DTS was awarded its first Small Business Innovation Research Award (SBIR) in 2006 from the Department of Defense to develop a small, self-powered Impact Event Recorder (IER) that could be easily added to head protective equipment.

Inc. Magazine named DTS one of the fastest-growing private companies in the U.S. in 2009. DTS SLICE (miniature modular DAS) was used to collect data for a new world record when Professor Splash dives from 35' 9" into 12" of water and one year later DTS grew to 50 employees with 6 global offices and 350+ customers. At the end of 2010 the first production version units of HEADS, Headborne Energy Analysis and Diagnostic Systems were delivered, a helmet-mounted shock recorder that collects field data to help soldiers determine if they should seek immediate attention for mild traumatic brain injury. In 2011 the first HEADS production lot shipped and the first units were fielded by the U.S. Army.

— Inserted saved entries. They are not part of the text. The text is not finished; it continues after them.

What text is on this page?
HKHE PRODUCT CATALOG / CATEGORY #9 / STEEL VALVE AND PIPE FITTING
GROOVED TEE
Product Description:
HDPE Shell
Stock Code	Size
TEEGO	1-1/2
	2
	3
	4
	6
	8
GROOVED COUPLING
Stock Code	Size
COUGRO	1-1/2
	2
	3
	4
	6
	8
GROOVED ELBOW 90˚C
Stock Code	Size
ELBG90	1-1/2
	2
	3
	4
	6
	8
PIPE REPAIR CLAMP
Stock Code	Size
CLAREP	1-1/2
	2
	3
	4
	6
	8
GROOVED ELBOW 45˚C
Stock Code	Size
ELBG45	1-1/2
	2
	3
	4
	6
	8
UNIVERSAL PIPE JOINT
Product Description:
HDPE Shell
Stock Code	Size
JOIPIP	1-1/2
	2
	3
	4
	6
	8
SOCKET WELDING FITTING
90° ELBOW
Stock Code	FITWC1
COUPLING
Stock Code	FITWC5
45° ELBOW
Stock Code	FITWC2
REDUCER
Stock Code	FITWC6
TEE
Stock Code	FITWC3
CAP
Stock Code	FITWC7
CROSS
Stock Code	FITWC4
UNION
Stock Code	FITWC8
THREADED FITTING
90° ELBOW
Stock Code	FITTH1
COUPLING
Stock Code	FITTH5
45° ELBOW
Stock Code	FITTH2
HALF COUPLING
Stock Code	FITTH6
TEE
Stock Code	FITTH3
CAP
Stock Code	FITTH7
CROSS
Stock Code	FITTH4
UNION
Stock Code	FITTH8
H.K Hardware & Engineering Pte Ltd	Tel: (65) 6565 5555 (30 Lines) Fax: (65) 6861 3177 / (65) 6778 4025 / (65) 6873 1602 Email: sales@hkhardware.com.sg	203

In 2012 NHTSA/Dept. of Transportation selected DTS’ TDAS G5 for 640 channels in new Crash Barrier Load Walls. They introduced the new flexible force sensor and the U.S. Army named DTS helmet sensor (HEADS) one of “The greatest inventions of 2011.” DTS DAS was utilized in the world's biggest remote-controlled plane crash featured on The Discovery Channel "Curiosity." On CBS This Morning and CBS Nightline DTS DAS was featured in “Smart Dummies” about General Motors and “Brace for Impact.” and delivered the 40,000th helmet recorder to the U.S. Army. I

In 2013 DTS relocated to corporate headquarters in Seal Beach, California, with over 80 employees and Technical Centers in North America, Europe & Asia-Pacific. In the following year, 2015, DTS is awarded the U.S. Army contract to engineer and deliver a working prototype of WIAMan, the first blast test dummy, and in 2014 DTS delivered 18,000 additional helmet sensors to the U.S. Army.

The WIAMan program advanced and DTS delivered the technical data package (TDP) to the Army's WIAMan Engineering Office in 2018.

On June 1, 2021, Diversified Technical Systems (DTS) became part of Vishay Precision Group, Inc. (NYSE: VPG). NASA Artemis 1 launches on November 16 with DTS TSR PRO onboard to gather data during the mission.